Judge adjourns contempt hearings to give Unifor, Nemak a chance to resolve dispute

Ontario Superior Court Justice Terrance Patterson adjourned a Tuesday contempt hearing between Unifor and Nemak until Friday at 2 p.m. to give both parties a chance to resolve the continued pickets outside Nemak's west Windsor auto parts assembly plant.

Nemak lawyer David Sundin wanted to reconvene Thursday, while Unifor lawyer Anthony Dale suggested waiting until next Monday, with Patterson ultimately settling on a date later this week.

The contempt hearings come in the wake of Unifor's continued presence outside Nemak's plant, despite an Ontario Labour Relations Board (OLRB) decision and a previous ruling from Patterson ordering Unifor leaders to cease their strike. 

Sundin argued the OLRB's original order is being "blatantly ignored," while Dale said he only had 11 minutes notice to review the contempt order as he was in Toronto at the time it was issued.

Sundin also wanted Unifor found in contempt of previous rulings, with a fine of $25,000-per-day as well as a fine of $2,000-per-day for Unifor leaders.

In response to suggestions for fines, Patterson said he didn't think they would help resolve the situation. 

Instead, Patterson said he would rather both parties attempt to work out their concerns. 

Nonetheless, Patterson upheld his previous decision, as well as the OLRB's original order. 

Following Tuesday's contempt hearing, Unifor Local 200 president John D'Agnolo told reporters the union is "doing our best [to] have discussions."
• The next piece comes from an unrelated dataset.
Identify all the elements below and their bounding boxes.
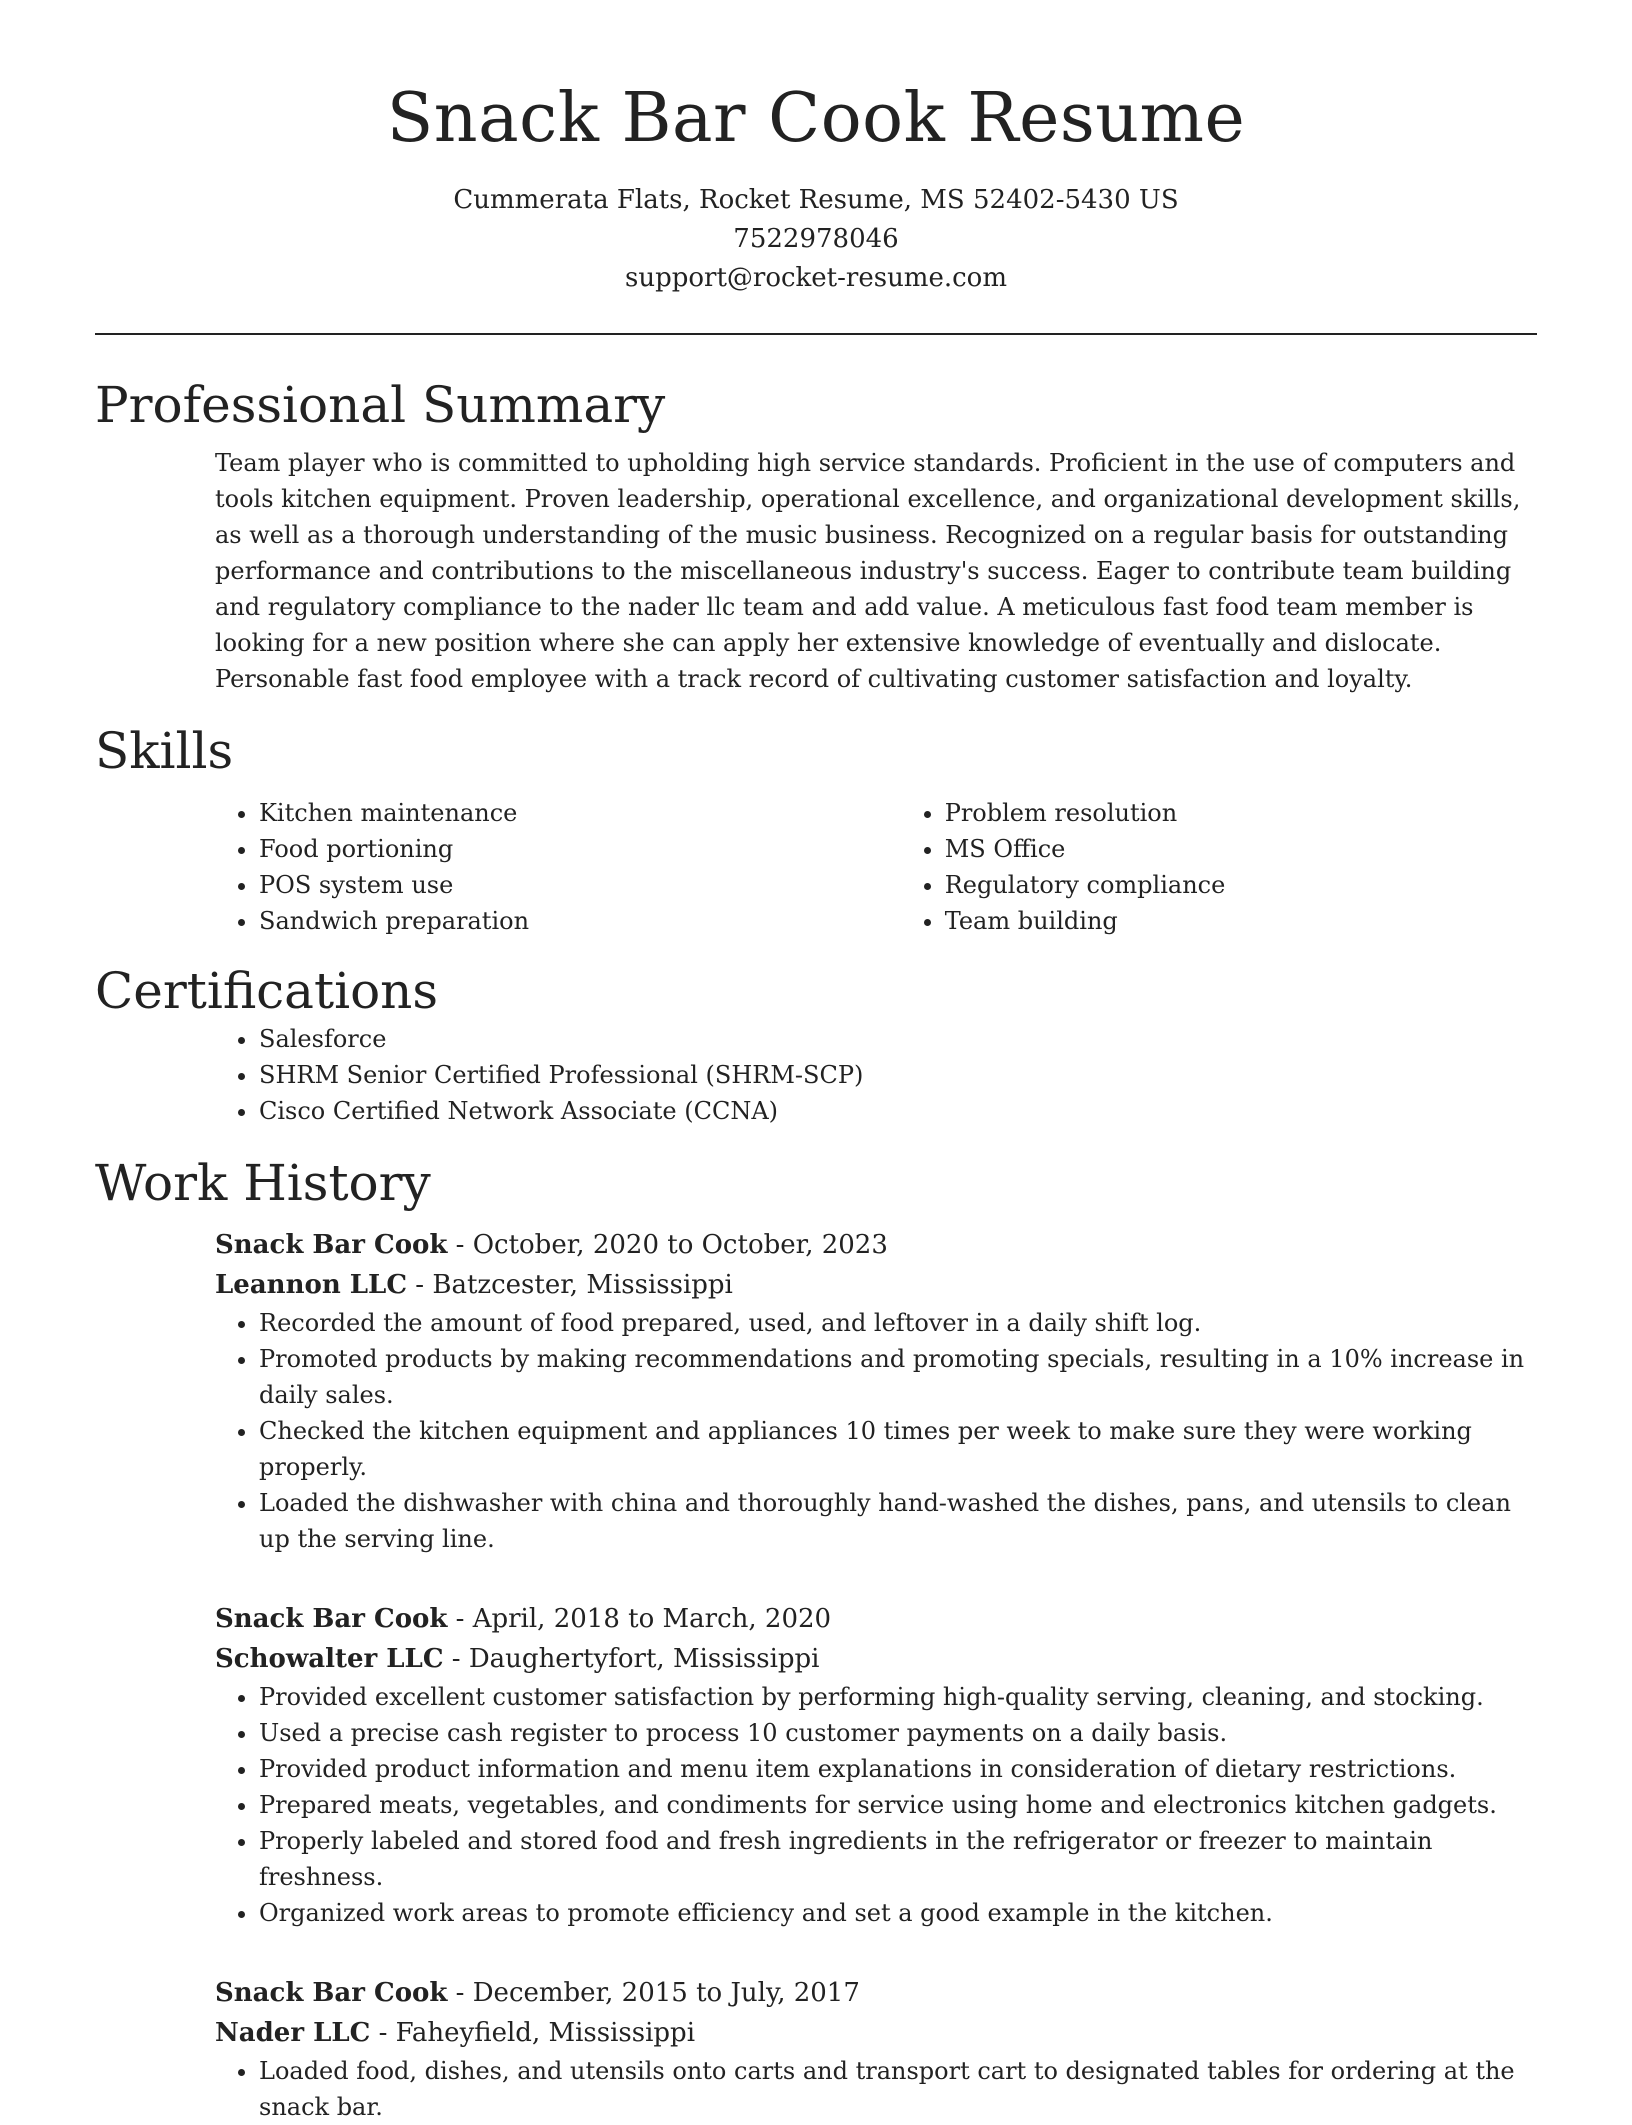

"The judge has made it clear that he'd like for us to talk and I'm looking forward to talking with the company," D'Agnolo said. "We need to sit down and get this hashed out as soon as possible, so we can start working and produce vehicles."

D'Agnolo said he wouldn't talk about the possibility of a $2,000-per-day fine levied against union leaders, saying he hopes to arrive a resolution "so we don't have to deal with those fines."

"As the judge says, eventually we have to deal with contempt and at that time, he has to deal with it," said D'Agnolo. "Right now, I'm focused on getting the people back to work. That's all they want, they want to get back to work."

Unifor's picket outside Nemak began on Labour Day, with employees ceasing work to protest Nemak's decision to close the plant by mid-2020.

When the OLRB issued its decision a few days later, Unifor national president Jerry Dias said employees wouldn't return to work until a settlement had been reached with Nemak.

"In order to move our jobs to Mexico, [Nemak is] either going to sue us or they're going to throw me in jail," Dias said last Wednesday. 

Despite orders, picketers have remained outside Nemak since Labour Day.

Windsor police, Nemak representatives and Unifor officials spent last Friday morning speaking in private, in an attempt to decide how to deal with the workers blocking the entrance to the assembly plant.

Foreign Affairs Minister Chrystia Freeland confirmed yesterday that she had met with union officials about the strike. 

She also confirmed that the federal government is contact with Unifor's Dias. 

"And I have spoken several times today with my own officials to look into what it is that we can do," she said. "Let me just say to people who work at Nemak, that we understand the seriousness of this situation and we're working very intensively with local labour leaders."